De cette absence de producteurs et de consommateurs est résultée l’insignifiance des exportations et des importations. Dans cet Océan-Pacifique, incessamment sillonné par la vapeur, où tout ce qui a vie et mouvement se rattache à Panama par une ligne de steamers, il n’y a entre Panama et les côtes qui l’avoisinent aucune communication réglée[7]. Il ne faut rien attendre des maîtres du pays, qui n’ont ni ressort ni énergie. En revanche ils ont un voisin qui n’en manque pas, qui est décidé et envahisseur, qui transforme en quelques années les pays où il pénètre, et qui veut pénétrer partout. C’est le rude et brutal Yankee. Mais l’intérêt commun de toutes les nations ne per- met pas de laisser tomber sous une domination étrangère un pays qui tire de sa situation une si grande importance. Il faut que ce pays reste neutre. Or cette neutralité ne lui peut venir que de deux façons, soit que les grandes puissances maritimes y occupent des points différens pour contenir leur ambition mutuelle, soit qu’une population assez forte pour maintenir son indépendance s’y forme par l’immigration, et, mettant enfin à profit les ressources naturelles de ces contrées, les fasse servir aux intérêts généraux. Nous n’avons pas besoin de dire que de ces deux solutions nous préférons la seconde.


EDOUARD VANEECHOUT.

  1. Voyez, sur les Communications interocéaniques, la Revue du 15 janvier 1857.

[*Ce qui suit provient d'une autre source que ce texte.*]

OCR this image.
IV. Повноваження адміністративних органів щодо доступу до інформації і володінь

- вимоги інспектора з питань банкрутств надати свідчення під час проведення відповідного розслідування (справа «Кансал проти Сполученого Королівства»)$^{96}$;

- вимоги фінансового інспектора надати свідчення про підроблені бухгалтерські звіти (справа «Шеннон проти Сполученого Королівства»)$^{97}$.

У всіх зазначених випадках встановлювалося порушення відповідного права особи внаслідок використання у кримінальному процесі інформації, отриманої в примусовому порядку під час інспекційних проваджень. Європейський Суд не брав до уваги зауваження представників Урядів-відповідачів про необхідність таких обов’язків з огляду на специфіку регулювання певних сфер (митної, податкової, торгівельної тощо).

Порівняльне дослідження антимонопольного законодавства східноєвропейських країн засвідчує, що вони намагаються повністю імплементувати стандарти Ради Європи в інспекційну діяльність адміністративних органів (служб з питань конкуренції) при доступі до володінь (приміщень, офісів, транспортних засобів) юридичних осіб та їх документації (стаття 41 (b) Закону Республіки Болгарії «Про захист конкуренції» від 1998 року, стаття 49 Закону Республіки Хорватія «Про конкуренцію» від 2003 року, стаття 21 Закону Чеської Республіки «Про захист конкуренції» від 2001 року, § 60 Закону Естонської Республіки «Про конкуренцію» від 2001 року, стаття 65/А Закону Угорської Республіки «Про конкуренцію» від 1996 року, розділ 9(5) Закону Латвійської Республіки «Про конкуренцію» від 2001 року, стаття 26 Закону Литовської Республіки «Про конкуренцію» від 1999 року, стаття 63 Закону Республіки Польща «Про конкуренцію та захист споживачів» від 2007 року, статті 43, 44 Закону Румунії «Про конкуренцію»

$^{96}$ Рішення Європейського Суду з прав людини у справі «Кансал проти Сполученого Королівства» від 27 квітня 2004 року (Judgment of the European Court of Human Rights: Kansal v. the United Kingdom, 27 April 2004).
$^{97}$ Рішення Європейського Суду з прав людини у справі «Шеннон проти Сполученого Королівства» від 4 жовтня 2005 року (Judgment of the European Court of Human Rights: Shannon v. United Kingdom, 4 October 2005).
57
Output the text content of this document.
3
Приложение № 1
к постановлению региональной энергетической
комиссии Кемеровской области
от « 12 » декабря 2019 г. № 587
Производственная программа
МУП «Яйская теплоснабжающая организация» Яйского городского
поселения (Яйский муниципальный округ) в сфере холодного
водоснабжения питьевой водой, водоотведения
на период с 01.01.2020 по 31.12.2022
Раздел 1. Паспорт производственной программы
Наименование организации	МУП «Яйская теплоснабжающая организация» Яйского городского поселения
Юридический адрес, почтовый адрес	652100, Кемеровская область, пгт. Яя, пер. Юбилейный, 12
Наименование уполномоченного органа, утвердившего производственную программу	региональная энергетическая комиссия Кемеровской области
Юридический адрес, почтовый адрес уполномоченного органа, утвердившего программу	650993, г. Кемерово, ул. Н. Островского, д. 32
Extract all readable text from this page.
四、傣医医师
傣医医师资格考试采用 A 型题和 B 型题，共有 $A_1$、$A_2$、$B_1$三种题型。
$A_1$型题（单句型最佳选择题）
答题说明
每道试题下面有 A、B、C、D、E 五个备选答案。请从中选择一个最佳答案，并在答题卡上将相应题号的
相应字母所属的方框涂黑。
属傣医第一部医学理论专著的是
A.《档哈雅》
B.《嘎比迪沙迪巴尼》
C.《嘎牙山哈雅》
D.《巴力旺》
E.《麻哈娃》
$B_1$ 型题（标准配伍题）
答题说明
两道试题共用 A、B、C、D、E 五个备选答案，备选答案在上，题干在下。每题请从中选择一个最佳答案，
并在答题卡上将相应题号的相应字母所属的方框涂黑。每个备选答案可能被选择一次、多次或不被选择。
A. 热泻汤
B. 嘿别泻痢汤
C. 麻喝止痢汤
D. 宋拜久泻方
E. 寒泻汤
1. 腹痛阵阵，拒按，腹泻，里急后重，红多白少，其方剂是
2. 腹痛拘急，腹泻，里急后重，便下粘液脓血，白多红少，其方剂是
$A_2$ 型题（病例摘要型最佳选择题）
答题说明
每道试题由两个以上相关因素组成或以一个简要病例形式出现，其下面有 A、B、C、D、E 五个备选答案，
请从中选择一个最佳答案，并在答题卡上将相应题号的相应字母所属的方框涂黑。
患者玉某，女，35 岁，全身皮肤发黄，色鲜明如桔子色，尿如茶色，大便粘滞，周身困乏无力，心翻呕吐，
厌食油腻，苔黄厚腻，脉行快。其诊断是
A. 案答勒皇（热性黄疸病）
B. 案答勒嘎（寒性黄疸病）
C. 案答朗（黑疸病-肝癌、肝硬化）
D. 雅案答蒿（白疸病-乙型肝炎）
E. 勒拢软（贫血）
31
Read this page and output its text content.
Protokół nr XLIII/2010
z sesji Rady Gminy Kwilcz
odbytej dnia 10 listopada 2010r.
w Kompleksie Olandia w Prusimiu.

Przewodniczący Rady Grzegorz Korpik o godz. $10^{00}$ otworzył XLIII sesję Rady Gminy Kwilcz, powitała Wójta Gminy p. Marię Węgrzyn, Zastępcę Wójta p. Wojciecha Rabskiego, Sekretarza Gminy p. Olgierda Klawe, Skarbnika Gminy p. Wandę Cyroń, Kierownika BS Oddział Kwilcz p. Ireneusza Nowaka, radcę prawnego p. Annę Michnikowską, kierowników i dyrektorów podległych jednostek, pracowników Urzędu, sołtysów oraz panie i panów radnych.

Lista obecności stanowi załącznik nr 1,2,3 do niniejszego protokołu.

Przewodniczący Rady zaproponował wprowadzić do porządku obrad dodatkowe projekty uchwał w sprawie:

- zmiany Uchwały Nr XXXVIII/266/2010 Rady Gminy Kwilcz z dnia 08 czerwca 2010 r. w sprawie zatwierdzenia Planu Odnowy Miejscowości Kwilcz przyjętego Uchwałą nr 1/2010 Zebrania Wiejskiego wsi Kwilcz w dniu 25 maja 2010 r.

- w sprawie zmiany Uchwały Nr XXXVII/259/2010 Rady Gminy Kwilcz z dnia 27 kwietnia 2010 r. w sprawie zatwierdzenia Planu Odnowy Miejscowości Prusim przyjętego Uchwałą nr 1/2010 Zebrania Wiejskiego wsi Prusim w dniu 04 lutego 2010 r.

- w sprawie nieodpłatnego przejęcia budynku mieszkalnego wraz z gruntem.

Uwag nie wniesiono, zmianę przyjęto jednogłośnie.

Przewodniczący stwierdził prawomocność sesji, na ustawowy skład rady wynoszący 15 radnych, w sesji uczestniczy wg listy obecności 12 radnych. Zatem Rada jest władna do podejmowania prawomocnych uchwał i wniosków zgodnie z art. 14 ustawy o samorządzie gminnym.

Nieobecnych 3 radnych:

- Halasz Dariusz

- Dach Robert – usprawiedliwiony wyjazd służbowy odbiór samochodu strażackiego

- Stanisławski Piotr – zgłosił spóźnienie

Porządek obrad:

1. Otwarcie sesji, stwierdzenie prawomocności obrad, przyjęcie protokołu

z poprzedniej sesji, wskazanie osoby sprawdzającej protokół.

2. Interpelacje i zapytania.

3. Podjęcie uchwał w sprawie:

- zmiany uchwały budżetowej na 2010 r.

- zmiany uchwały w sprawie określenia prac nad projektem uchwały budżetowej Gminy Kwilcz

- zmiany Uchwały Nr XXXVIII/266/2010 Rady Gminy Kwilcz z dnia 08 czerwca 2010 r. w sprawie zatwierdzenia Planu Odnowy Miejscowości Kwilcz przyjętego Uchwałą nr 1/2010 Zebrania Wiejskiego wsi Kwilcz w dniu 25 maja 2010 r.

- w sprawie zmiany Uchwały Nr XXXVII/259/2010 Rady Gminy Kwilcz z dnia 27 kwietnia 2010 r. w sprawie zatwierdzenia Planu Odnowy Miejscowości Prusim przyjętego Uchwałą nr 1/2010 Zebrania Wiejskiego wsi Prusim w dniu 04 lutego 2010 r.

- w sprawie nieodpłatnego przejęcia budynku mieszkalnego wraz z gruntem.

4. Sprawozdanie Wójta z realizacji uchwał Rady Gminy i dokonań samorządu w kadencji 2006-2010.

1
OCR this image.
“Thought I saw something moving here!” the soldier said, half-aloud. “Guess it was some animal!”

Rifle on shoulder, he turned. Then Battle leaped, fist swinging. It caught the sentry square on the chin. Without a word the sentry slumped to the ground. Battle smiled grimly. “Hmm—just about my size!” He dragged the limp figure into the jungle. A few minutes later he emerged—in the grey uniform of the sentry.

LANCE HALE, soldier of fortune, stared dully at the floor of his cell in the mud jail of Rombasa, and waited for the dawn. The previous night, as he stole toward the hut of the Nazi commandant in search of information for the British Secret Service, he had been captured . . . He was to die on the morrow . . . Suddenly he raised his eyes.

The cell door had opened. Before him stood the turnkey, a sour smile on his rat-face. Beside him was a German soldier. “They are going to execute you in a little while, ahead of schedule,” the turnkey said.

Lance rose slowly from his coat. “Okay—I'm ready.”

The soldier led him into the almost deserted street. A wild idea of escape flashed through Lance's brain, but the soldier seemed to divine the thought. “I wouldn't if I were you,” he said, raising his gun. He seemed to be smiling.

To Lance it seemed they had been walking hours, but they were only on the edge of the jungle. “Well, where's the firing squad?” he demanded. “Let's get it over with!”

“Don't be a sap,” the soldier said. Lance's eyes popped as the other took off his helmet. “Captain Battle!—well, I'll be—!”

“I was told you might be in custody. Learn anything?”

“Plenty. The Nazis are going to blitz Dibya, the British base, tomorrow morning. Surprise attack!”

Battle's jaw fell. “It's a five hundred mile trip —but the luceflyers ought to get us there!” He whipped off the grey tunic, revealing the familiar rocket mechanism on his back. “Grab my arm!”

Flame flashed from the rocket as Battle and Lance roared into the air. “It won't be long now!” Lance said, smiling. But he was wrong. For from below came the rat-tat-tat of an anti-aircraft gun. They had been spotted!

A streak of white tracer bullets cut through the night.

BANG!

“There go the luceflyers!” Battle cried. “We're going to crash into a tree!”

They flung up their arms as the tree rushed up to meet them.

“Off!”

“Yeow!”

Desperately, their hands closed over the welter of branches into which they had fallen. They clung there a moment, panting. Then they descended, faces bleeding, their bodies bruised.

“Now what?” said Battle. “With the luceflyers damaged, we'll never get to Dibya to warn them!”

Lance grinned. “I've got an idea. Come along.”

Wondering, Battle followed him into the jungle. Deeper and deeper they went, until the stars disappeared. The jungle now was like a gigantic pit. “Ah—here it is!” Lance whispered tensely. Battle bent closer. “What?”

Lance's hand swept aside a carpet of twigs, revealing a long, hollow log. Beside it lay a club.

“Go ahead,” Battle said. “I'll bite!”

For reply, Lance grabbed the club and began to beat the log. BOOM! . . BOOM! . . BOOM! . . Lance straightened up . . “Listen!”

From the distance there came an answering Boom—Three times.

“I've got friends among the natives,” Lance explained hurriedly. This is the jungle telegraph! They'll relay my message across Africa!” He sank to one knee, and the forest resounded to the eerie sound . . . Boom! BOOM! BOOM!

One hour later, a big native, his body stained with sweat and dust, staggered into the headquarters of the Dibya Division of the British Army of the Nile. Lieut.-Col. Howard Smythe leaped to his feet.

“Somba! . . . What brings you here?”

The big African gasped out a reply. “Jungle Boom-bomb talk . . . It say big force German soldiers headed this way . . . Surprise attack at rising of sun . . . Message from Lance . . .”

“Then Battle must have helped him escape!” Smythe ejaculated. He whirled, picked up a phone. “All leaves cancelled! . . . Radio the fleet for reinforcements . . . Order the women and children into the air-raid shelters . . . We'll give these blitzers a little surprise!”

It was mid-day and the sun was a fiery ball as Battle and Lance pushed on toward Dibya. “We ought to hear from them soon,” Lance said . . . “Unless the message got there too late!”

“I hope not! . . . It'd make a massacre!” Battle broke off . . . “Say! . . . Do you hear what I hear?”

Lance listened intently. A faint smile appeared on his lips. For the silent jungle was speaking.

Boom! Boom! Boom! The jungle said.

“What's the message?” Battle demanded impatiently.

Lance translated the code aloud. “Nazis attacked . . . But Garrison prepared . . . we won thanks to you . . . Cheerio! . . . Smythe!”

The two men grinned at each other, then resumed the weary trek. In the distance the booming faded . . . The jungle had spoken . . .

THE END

  2. Central America, Chiapas and Yucatan, Londres 1851.
  3. Nicaragua, its People, scenery, etc., Londres 1852.
  4. Marchands qui vendent tout ce qui concerne la marine.
  5. J’emprunte la note suivante à un rapport de M. Lagarde, chirurgien de la marine : « Sur l’île Muerto, à l’entrée de la rivière de Chiriqui, on trouve un charbon de terre de bonne qualité, dont l’analyse, faite avec soin par le professeur Rogers de Pensylvanie, a donné pour résultat : parties volatiles et bitumineuses, 36.27; charbon solide, 58.48; cendres, 5.25. »
  6. Ainsi nommée par le frère du célèbre Alvarado parce que la conquête du pays fut achevée le 6 août, jour de la transfiguration du Sauveur; le nom ancien était Cuscatlan ou terre de richesses.
  7. Une tentative faite en 1834, par une compagnie américaine, pour en établir une, échoua complétement dès le premier voyage.